Agenda item

North East Ambulance Service NHS Foundation Trust - CQC Inspections / Independent Review

To consider the Trust's response to its recently published Care Quality Commission (CQC) inspection reports and the independent review of the Trust commissioned by NHS England.

Minutes:

Senior representatives of the North East Ambulance Service NHS Foundation Trust (NEAS) were invited to provide the Committee with a response to recent Care Quality Commission (CQC) inspections of its services, as well as the findings of an independent review of the Trust.  Led by the NEAS Chief Executive Officer and supported by the NEAS Assistant Director – Communications and

Engagement, a presentation (circulated in advance) was given which drew attention to the following:

 

 Latest CQC Position

 Improvement Plan Overview

 Workstream Actions Progress

 Progress on Medicines Management

 Progress on Incident Reporting

 Progress on Governance

 Progress on Culture

 Response Time Benchmark Performance (June 2023)
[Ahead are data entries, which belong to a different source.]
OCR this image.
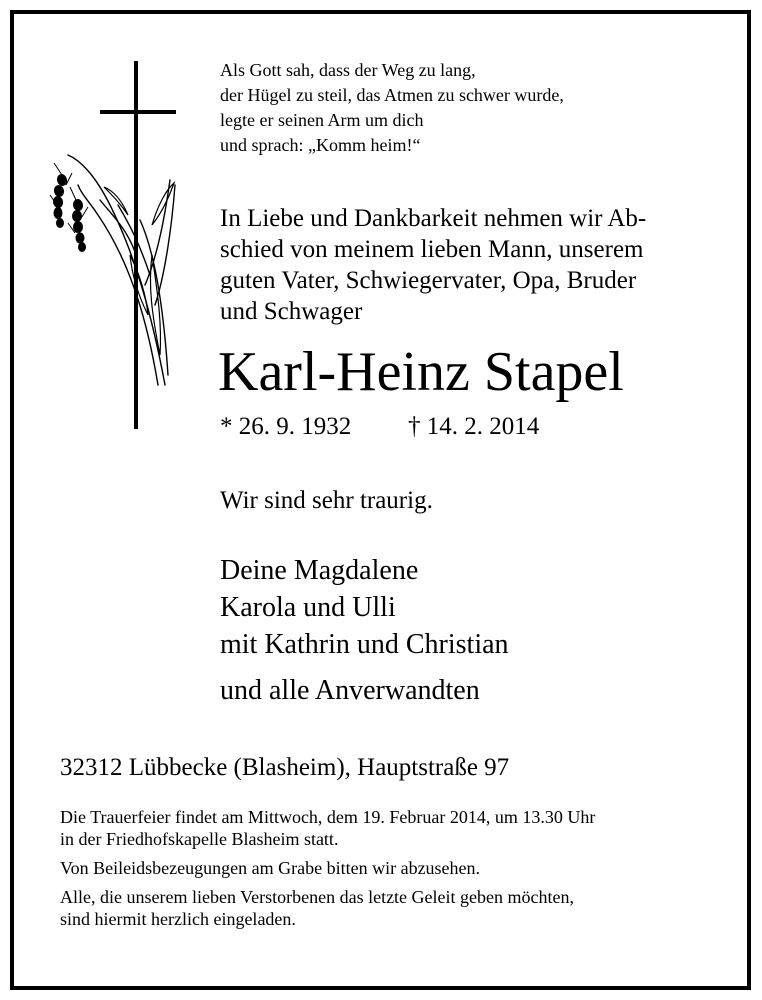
Als Gott sah, dass der Weg zu lang,
der Hügel zu steil, das Atmen zu schwer wurde,
legte er seinen Arm um dich
und sprach: „Komm heim!“
In Liebe und Dankbarkeit nehmen wir Ab-
schied von meinem lieben Mann, unserem
guten Vater, Schwiegervater, Opa, Bruder
und Schwager
Karl-Heinz Stapel
* 26. 9. 1932 † 14. 2. 2014
Wir sind sehr traurig.
Deine Magdalene
Karola und Ulli
mit Kathrin und Christian
und alle Anverwandten
32312 Lübbecke (Blasheim), Hauptstraße 97
Die Trauerfeier findet am Mittwoch, dem 19. Februar 2014, um 13.30 Uhr
in der Friedhofskapelle Blasheim statt.
Von Beileidsbezeugungen am Grabe bitten wir abzusehen.
Alle, die unserem lieben Verstorbenen das letzte Geleit geben möchten,
sind hiermit herzlich eingeladen.
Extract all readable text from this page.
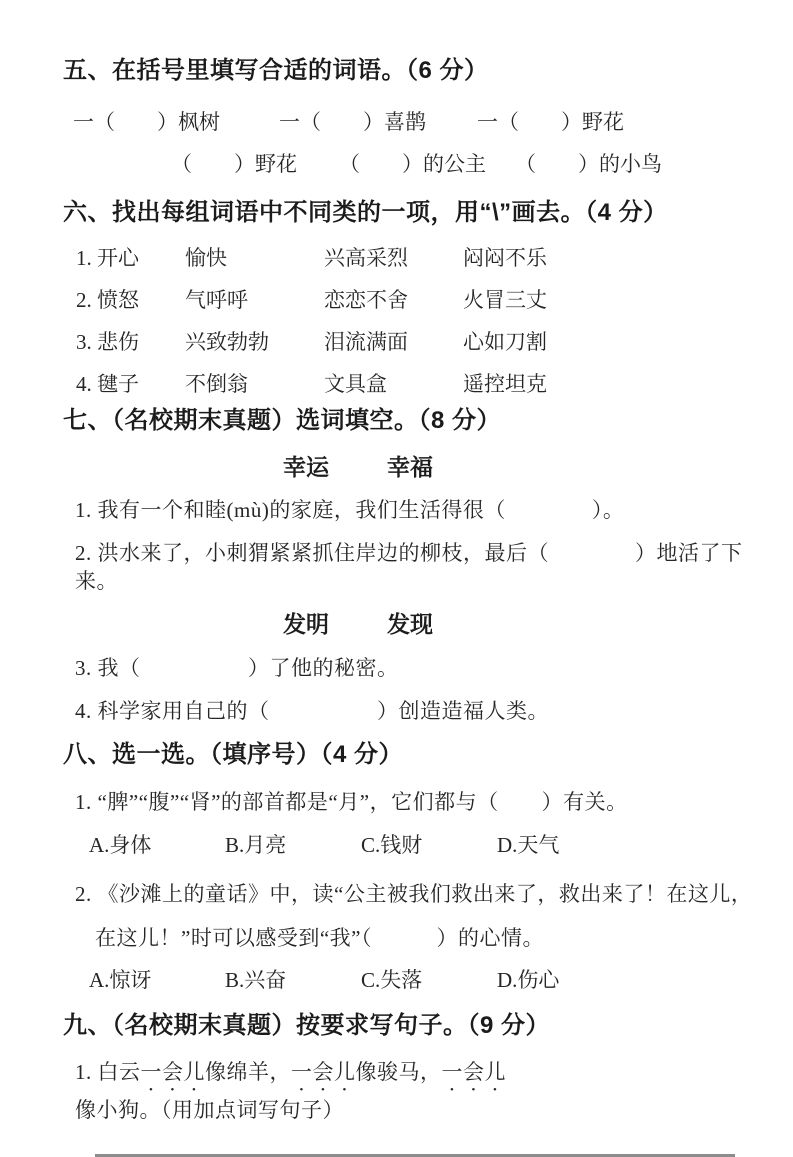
五、在括号里填写合适的词语。（6 分）
一（　　）枫树	一（　　）喜鹊	一（　　）野花
（　　）野花	（　　）的公主	（　　）的小鸟
六、找出每组词语中不同类的一项，用“\”画去。（4 分）
1. 开心	愉快	兴高采烈	闷闷不乐
2. 愤怒	气呼呼	恋恋不舍	火冒三丈
3. 悲伤	兴致勃勃	泪流满面	心如刀割
4. 毽子	不倒翁	文具盒	遥控坦克
七、（名校期末真题）选词填空。（8 分）
幸运	幸福
1. 我有一个和睦(mù)的家庭，我们生活得很（　　　　）。
2. 洪水来了，小刺猬紧紧抓住岸边的柳枝，最后（　　　　）地活了下来。
发明	发现
3. 我（　　　　　）了他的秘密。
4. 科学家用自己的（　　　　　）创造造福人类。
八、选一选。（填序号）（4 分）
1. “脾”“腹”“肾”的部首都是“月”，它们都与（　　）有关。
A.身体	B.月亮	C.钱财	D.天气
2. 《沙滩上的童话》中，读“公主被我们救出来了，救出来了！在这儿，
在这儿！”时可以感受到“我”（　　　）的心情。
A.惊讶	B.兴奋	C.失落	D.伤心
九、（名校期末真题）按要求写句子。（9 分）
1. 白云一会儿像绵羊，一会儿像骏马，一会儿像小狗。（用加点词写句子）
 Draft June 2023 Position

 Independent Review – NEAS Assurance Statement

 

It was stressed from the outset that NEAS had worked hard with the CQC to fully understand the concerns raised following the regulator’s inspection of the Trust in July and September 2022 (published in February 2023).  The CQC had subsequently re-visited the Trust and the individual grading for its Emergency and Urgent Care (EUC) services had since improved from ‘inadequate’ to ‘requires improvement’ (with the Section 29A warning notice lifted).

 

As part of the Trust’s ongoing improvement plan, it was stated that two full cycles of audit over a timeframe of a year would be needed before there was sufficient confidence that actions undertaken as a result of the CQCs findings had become embedded into practice, and that independent auditing would be used to determine this.  It was acknowledged that organisational culture can take time to change and even longer to embed.

 

Progress against the four identified workstream actions was detailed.  Specific reference was made to developments around ‘medicines management’ and the ability for paramedics to collect required drugs from a location other than their base station, as well as the strengthening of ‘incident reporting’ which included the intended introduction of a new patient safety incident review framework by the end of 2023-2024 (NEAS being the first ambulance Trust to roll this out).  In terms of ‘culture’, progress around this would be monitored through staff surveys.

 

Despite the challenges identified by the CQC, comparative data indicated that, for June 2023, NEAS was the best performing ambulance Trust in the country in relation to category 1 (an immediate response to a life-threatening condition, such as cardiac or respiratory arrest) response times, an achievement which led to positive clinical outcomes for patients.  NEAS was working towards being the best for category 2 (a serious condition, such as stroke or chest pain, which may require rapid assessment and / or urgent transport) response times too, though this continued to be a struggle, with all Trusts above the national target (some others significantly so).

 

A brief background to events which culminated in a NHS England-commissioned independent review into patient safety concerns and governance processes related to NEAS was given.  Following issues raised by a whistle-blower back in 2018 regarding coronial processes, the Trust commissioned a review which culminated in significant change – however, despite the regulators being satisfied with these developments, the Trust was unable to agree with the whistle-blower that enough had been done.  NEAS acknowledged that it did not do the right thing by the families in question and had since publicly apologised.

 

Most of the recommendations emerging from the independent review were already being addressed (or had been completed) by NEAS prior to the publication of the report in July 2023.  There were some additional areas of focus identified, though, including the medical examiners model, the constitution of a committee (to be independently chaired) to allow families to see changes made (the Trust welcomed this and would be in contact with families in the future), and enhanced Board processes to ensure learning had been achieved.

 

The Committee drew attention to cases where independent services were being brought in to enhance the existing NEAS offer and queried whether Trust leaders had sufficient oversight of this.  In response, Members were informed that the only external / consultancy support being used was in relation to the ‘governance’ workstream and that this was on a short-term basis.

 

Continuing with the theme of governance, the Committee sought further details on the NEAS executive management team buddying programme with directors from Northumbria Healthcare NHS Foundation Trust.  Officers confirmed that support was being received for the benefit of the whole Trust, and that Northumbria had an excellent internal management programme which NEAS had been offered places on.  Critically, this arrangement provided challenge to the executive.

 

With reference to the independent review outcomes, the Committee asked if progress on implementation of the recommendations would go back to the report author, Dame Marianne Griffiths DBE.  Officers stated that ultimate responsibility sat with NHS England who commissioned the review, though a monthly quality improvement group that was co-chaired by NHS England and the North East and North Cumbria Integrated Care Board (NENC ICB) provided scrutiny of the Trust’s response to the recommendations.

 

AGREED that the North East Ambulance Service NHS Foundation Trust update regarding recent CQC inspection / independent review outcomes be noted.